PROJECT SUMMARY/ABSTRACT
Chronic myeloid leukemia (CML) is a myeloproliferative neoplasm diagnosed in about 5,000 Americans
each year, characterized by the presence of the t(9;22) Philadelphia chromosome and its protein product, the
BCR-ABL1 tyrosine kinase, in the leukemic cells. Current therapy for CML is centered on tyrosine kinase
inhibitors (TKIs) such as imatinib mesylate, which can induce cytogenetic and molecular remissions in most
patients, who then enjoy normal age-adjusted life expectancy. This clinical success will lead to an estimated
prevalence of ~200,000 CML patients in the U.S. by the year 2050, with attendant drug costs of >$10 billion that
can include burdensome out-of-pocket payments for patients. In addition, TKIs can have substantial side effects,
some of which are potentially life-threatening. Accordingly, recent efforts have been made to stop TKI therapy in
CML patients who have achieved molecular remission. About half of such patients experience progressive
molecular relapse following TKI stopping, but the other half either remain molecularly undetectable or experience
low-level recurrence that does not progress (collectively termed treatment-free remission or TFR), suggesting
that there are biological mechanisms that limit the ability of small numbers of leukemic stem cells to expand and
cause disease. These mechanisms are not understood, and represent a major unmet need in current CML
research, as we do not have validated approaches to increase the proportion of CML patients who are eligible
to stop their TKI nor to increase the proportion of patients who can maintain TFR.
This application seeks to address these unmet needs by exploiting a newly developed CML mouse model
of TFR. In this model, hematopoietic stem cells (HSCs) from an existing conditional double transgenic (dTg)
mouse model of CML are transplanted into recipient congenic B6 mice without the use of conditioning radiation.
The resulting bone marrow (BM) chimeras contain clones of dTg HSC in a background of normal BM,
representing a physiological model of early CML. Mice bearing large (>10%) clones of dTg HSC uniformly
develop CML-like leukemia when BCR-ABL1 expression is induced, but mice with smaller (<2%) dTg clones do
not develop CML, but instead exhibit fluctuating low levels of dTg granulocytes in peripheral blood that mimics
TFR. The proposed project will test whether two distinct processes, oncogene-induced replicative stress and the
BM microenvironment/niche, are involved in the ability of the host to control the malignancy.

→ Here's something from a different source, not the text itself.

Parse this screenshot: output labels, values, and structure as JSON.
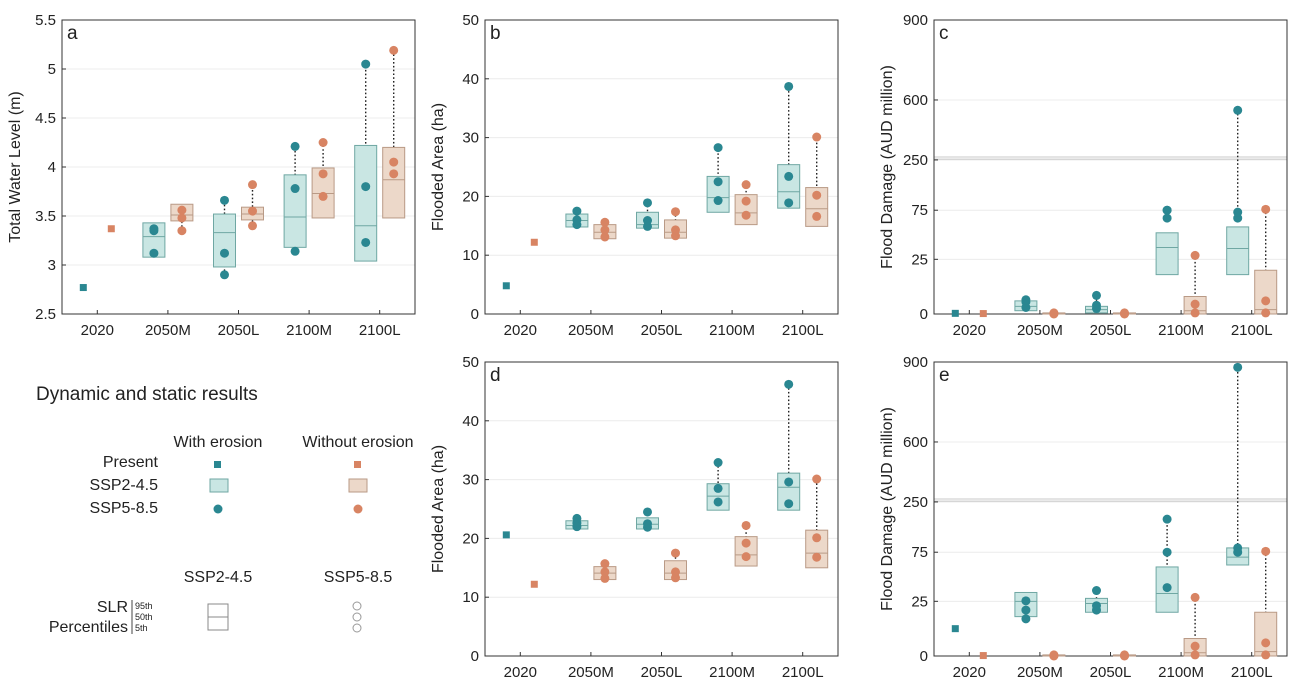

Aim 1 will test
whether oncogene-induced replicative stress is involved by a incorporating loss-of-function mutation in the p19Arf
gene in the dTg donor cells. Aim 2 will test whether elements of the BM niche, including immune cells and
cytokines, are required for disease control. Aim 3 will translate these findings to human CML BM samples using
the spatial mass cytometry to define the topography of the CML niche and correlate this with TFR outcomes.
These results will yield important new knowledge about the pathophysiology of TFR that should motivate novel
therapeutic approaches to increase the frequency and durability of TFR in CML patients.